Samuel Barbour, Donald Barbour, William H. Blackwell, William Battles and A. J. Jones were charged jointly with the crime of murder for the killing of one Erick Erickson on December 4, 1927, in Aberdeen. The Barbours are white men; the other three are colored men. Blackwell was dismissed out of the case before trial, on the motion of the state. Upon a joint trial of the others, Samuel Barbour and A. J. Jones were convicted of manslaughter. Samuel Barbour has appealed.
The first assignment of error is that the evidence was insufficient to justify the verdict. While in many respects there was a conflict in the testimony, there was substantial proof to show about as follows: The *441three colored men completed an engagement as musicians at the Mandarin Cafe in Aberdeen about 12:30 A. M., December 4,1927. About that hour they agreed with the Barbour, boys that all five of them would have a “party,” spoken of by some as a “farewell party.” They remained for awhile at the cafe drinking intoxicating liquor. From there they went to another place where they drank intoxicating liquors. From there they went to a place in what is spoken of as the “restricted district.” About three or half past three o’clock in the morning, they left the last named place and shortly met Erick Erickson and William Peterson on a sidewalk, whereupon all seven of them engaged in a fight that resulted in the outright killing of Erick Erickson.
The decedent and Peterson had been drinking intoxicating liquors during the night, at other places. The parties on each side of the combat were strangers to the other side. The appellant claimed and testified that he took no part in the fight; that he never struck a blow or encouraged anyone else to, and that he tried to stop the fight.

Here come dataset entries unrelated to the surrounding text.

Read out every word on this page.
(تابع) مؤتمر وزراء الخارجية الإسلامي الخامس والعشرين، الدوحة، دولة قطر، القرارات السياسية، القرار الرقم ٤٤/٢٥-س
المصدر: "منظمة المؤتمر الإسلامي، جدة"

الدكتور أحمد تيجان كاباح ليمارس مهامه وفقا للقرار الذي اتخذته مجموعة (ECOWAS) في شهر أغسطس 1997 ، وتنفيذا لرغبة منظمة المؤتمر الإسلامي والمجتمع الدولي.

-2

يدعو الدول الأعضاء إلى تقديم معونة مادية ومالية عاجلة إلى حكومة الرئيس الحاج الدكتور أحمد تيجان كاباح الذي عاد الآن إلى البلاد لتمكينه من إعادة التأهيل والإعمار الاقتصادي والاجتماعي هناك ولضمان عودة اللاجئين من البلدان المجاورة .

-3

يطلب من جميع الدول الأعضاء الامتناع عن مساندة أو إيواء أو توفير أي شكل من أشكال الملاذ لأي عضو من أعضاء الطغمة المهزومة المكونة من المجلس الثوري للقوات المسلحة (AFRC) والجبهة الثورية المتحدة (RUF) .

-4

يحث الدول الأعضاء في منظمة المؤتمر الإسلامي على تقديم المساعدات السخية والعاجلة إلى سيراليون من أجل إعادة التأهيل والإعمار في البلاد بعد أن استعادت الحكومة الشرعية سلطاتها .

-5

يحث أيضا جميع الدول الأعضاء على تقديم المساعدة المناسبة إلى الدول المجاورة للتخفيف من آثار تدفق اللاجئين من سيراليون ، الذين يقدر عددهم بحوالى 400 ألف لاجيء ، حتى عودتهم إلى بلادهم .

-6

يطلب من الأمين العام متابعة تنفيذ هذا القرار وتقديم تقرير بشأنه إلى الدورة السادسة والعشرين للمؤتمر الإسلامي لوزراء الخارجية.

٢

There was ample evidence, however, that as the five came out of the house last referred to, the appellant and Battles were in front. The appellant and Battles so testified. Blackwell and Donald Barbour were ten or fifteen feet behind, and Jones at first still further behind. Blackwell was of the opinion, so he testified, that both of the Barbours were in front, and that before he noticed the approách of Erickson and Peterson on the sidewalk, “one of the Barbour boys hollered back, ‘Let’s crush them.’ I don’t know which one of the Barbour boys it was;” that then “they started fighting, just a big gang of them;” “they were all fighting in a bunch;” that he got Jones up to stop the fight; “I guess he started to fight'too.” “Q. And *442then they were all fighting? Ans; Yes, sir.” On cross-examination he testified: “Q. And you swear he (Samuel Barbour) was fighting?- Ans. Yes, sir.”

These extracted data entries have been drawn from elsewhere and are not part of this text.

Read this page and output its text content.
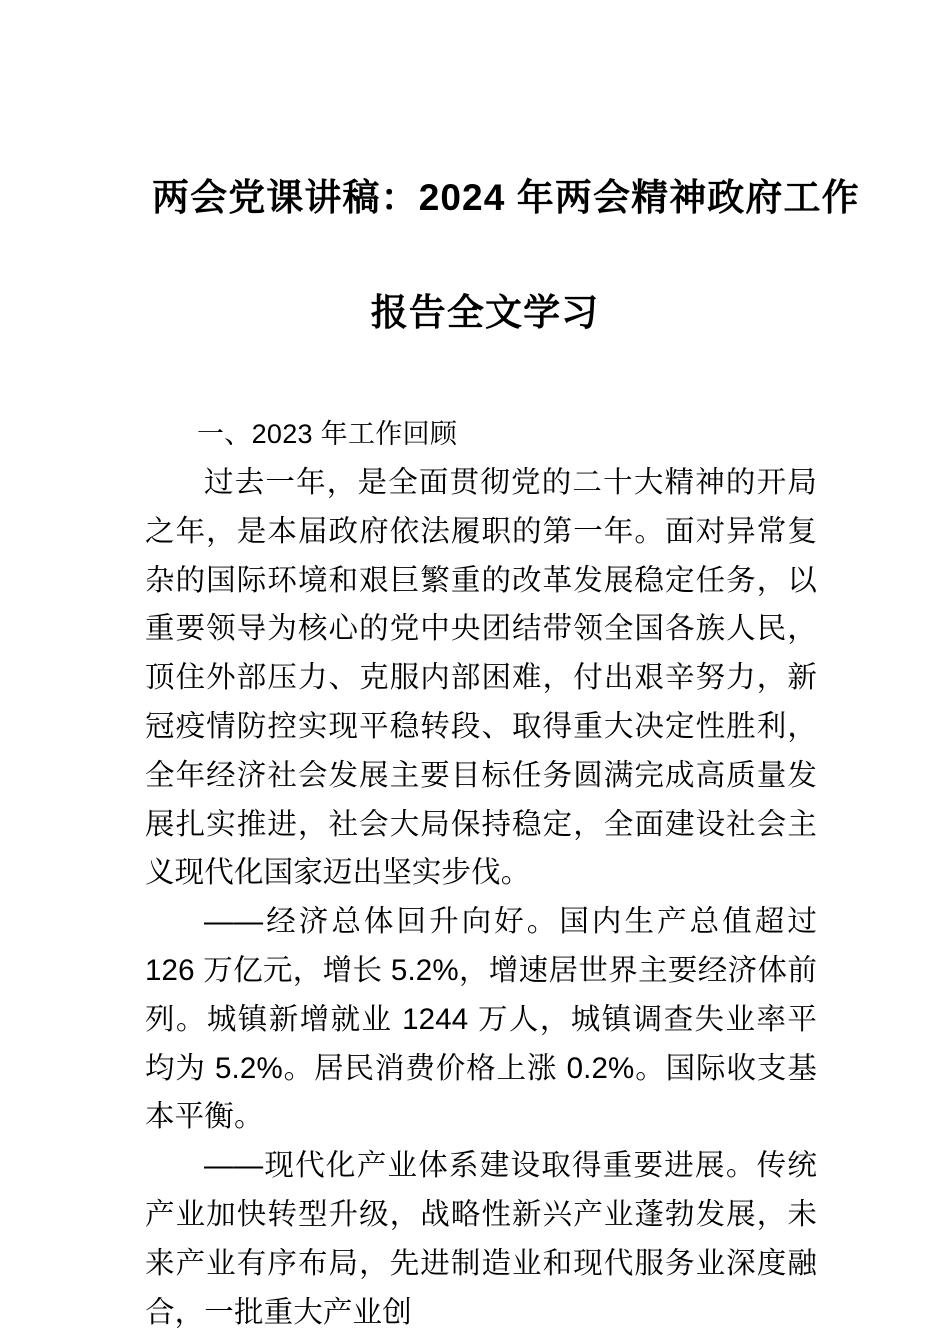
两会党课讲稿：2024 年两会精神政府工作
报告全文学习
一、2023 年工作回顾

过去一年，是全面贯彻党的二十大精神的开局之年，是本届政府依法履职的第一年。面对异常复杂的国际环境和艰巨繁重的改革发展稳定任务，以重要领导为核心的党中央团结带领全国各族人民，顶住外部压力、克服内部困难，付出艰辛努力，新冠疫情防控实现平稳转段、取得重大决定性胜利，全年经济社会发展主要目标任务圆满完成高质量发展扎实推进，社会大局保持稳定，全面建设社会主义现代化国家迈出坚实步伐。

——经济总体回升向好。国内生产总值超过 126 万亿元，增长 5.2%，增速居世界主要经济体前列。城镇新增就业 1244 万人，城镇调查失业率平均为 5.2%。居民消费价格上涨 0.2%。国际收支基本平衡。

——现代化产业体系建设取得重要进展。传统产业加快转型升级，战略性新兴产业蓬勃发展，未来产业有序布局，先进制造业和现代服务业深度融合，一批重大产业创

It appears that the appellant and his companions did not know for a little while that Erickson had been killed, and in the meantime all five of them went into a house nearby and to the inmátes gave an account of the fight. One of the inmates of the house testified that the appellant said: “We had a fight down the street just now;” and she further testified that appellant’s face on one side was marked and bruised. Donald Barbour, while testifying, was asked whether he made any remark at the start of the fight such as “Let’s crush them,” and he answered that he did not. The appellant testified at the trial, but he was not asked, nor did he testify, as to whether he made any such remark.
The evidence was entirely sufficient, in our opinion, to show concert of aggressive action on the part of appellant and his companions, and to justify the verdict against the appellant. Nor was it a case of circumstantial evidence, suggested by appellant in one of his assignments of error. He was personally present and actively engaged in the affray. The evidence was direct, not circumstantial.

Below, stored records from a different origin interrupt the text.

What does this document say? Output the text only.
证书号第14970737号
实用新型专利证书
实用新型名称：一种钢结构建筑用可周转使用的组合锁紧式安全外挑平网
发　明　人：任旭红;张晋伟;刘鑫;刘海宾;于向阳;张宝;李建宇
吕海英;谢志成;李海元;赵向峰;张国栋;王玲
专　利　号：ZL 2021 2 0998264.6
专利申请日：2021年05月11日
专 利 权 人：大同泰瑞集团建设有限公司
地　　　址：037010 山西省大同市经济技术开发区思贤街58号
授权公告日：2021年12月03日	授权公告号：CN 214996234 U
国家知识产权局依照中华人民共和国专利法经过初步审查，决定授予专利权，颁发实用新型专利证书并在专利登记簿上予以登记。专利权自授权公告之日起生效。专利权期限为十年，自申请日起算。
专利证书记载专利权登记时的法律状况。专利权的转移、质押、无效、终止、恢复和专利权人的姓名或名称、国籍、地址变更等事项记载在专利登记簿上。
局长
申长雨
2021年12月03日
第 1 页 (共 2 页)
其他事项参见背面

In instructing the jury as to the effect to be given to the testimony of any witness that they believed “has sworn falsely, etc.,” reversible error is claimed for omitting the word “wilfully” or “knowingly.” The point was decided against such contention in State v. Kyle, 14 Wash. 550, 45 Pac. 147; and while there are decisions to the contrary in some other jurisdictions, we are not disposed to depart from that holding. We find no error in any of the instructions given. Those not given as requested were, in our opinion, sufficiently covered in substance by others *443given in the court’s own language. The case was correctly presented to the jury, and the evidence being conflicting, the court is foreclosed by the verdict of the jury.
Affirmed.
Fullerton, C. J., Tolman, Holcomb, and Beals, JJ., concur.